Se debe realizar controles de hemoglobina y hematocrito, así como de glicemia, electrolitos y gases arteriales.
El paciente debe ser colocado en posición semisentada para mejorar el retorno venoso. Debe suspenderse la vía oral por lo menos durante 6 horas y por lo tanto iniciar líquidos endovenosos con soluciones glucosazas 2/3 de las necesidades básales. Debe ser evaluada la diuresis y se debe garantizar que sea de por lo menos 0.5cc/kg/h. En caso de dolor se puede usar analgesia que no modifique el sensorio como pueden ser la dipirona.

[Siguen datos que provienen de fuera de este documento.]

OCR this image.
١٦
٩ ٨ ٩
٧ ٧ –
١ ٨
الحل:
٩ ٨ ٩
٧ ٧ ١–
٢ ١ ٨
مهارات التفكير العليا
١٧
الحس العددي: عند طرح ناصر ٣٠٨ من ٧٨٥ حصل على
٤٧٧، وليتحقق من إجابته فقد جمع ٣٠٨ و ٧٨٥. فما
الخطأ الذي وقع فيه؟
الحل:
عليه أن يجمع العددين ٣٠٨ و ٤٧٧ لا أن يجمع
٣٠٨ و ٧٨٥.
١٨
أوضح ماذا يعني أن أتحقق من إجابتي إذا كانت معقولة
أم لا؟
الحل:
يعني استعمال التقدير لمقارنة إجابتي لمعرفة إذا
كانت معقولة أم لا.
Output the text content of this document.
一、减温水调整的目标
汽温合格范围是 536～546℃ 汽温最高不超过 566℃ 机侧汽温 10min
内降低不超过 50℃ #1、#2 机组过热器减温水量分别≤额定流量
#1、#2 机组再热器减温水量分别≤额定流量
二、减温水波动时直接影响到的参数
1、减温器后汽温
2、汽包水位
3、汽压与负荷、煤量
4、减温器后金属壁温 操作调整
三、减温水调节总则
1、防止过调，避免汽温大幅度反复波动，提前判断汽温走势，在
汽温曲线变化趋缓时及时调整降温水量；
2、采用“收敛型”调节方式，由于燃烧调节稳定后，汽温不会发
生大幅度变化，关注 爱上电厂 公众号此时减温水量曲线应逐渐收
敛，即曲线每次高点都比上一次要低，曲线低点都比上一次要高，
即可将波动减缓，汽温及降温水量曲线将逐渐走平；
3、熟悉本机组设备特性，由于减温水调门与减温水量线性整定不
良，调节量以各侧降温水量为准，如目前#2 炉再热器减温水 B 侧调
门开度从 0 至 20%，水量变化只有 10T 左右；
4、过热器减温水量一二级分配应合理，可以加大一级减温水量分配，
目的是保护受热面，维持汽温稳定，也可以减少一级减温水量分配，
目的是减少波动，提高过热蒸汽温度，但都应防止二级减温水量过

En caso de empeoramiento, inestabilidad hemodinámica ò neurológica el paciente debe ser trasladado a UCI.
En TEC severo, Glasgow de 8 ó < u otros hallazgos como anisocoria, déficit motor localizado, deterioro neurológico, fractura abierta ó deprimida deben ser manejados en UCI.
El manejo debe comenzar desde el lugar del trauma realizando las siguientes medidas:
- Inmovilización de la columna cervical.
- Garantizar aporte adecuado de oxigeno.
- Inicio de ventilación asistida con bolsa ó a través de tubo endotraquial sí Glasgow < de 8.
- Mantenimiento de una volemia adecuada asegurando 2 líneas venosas de buen calibre, evitando soluciones hiposmolares. Sí existe hipotensión se iniciaran cristaloides SSN 0.9% a 20cc/kg.
- Evaluación sistemática para descartar traumas asociados como trauma toráxico, abdominal que amenacen la vida.
- Hemostasia de hemorragias externas e inmovilización de fracturas.
- A la sospecha de hipertensión endocraneana se restringirá el aporte de líquidos endovenosos (2/3 del mantenimiento), hiperventilación (PCO2 30 mm/Hg), inicio de manitol a dosis de 0.5gr/kg/IV previa evaluación de la volemia, presión arterial, estado hidroelectrolítico y osmolaridad.
En casos de crisis epilépticas postraumáticas debemos recordar que no necesariamente evolucionará a una epilepsia, pero que se deben yugular con terapia anticonvulsivante así:
- Midazolam dosis de 0.1- 0.2 mg/kg IV
- Difenilhidantoína dosis de impregnación de 18mg/kg disuelta en solución salina normal, para pasar lentamente y continuar con dosis de mantenimiento de 5mg/kg/día dividido cada 12 horas.
Por último existen unas complicaciones del TEC como son hidrocefalia, trastornos neuropsiquiatricos, epilepsia entre otros.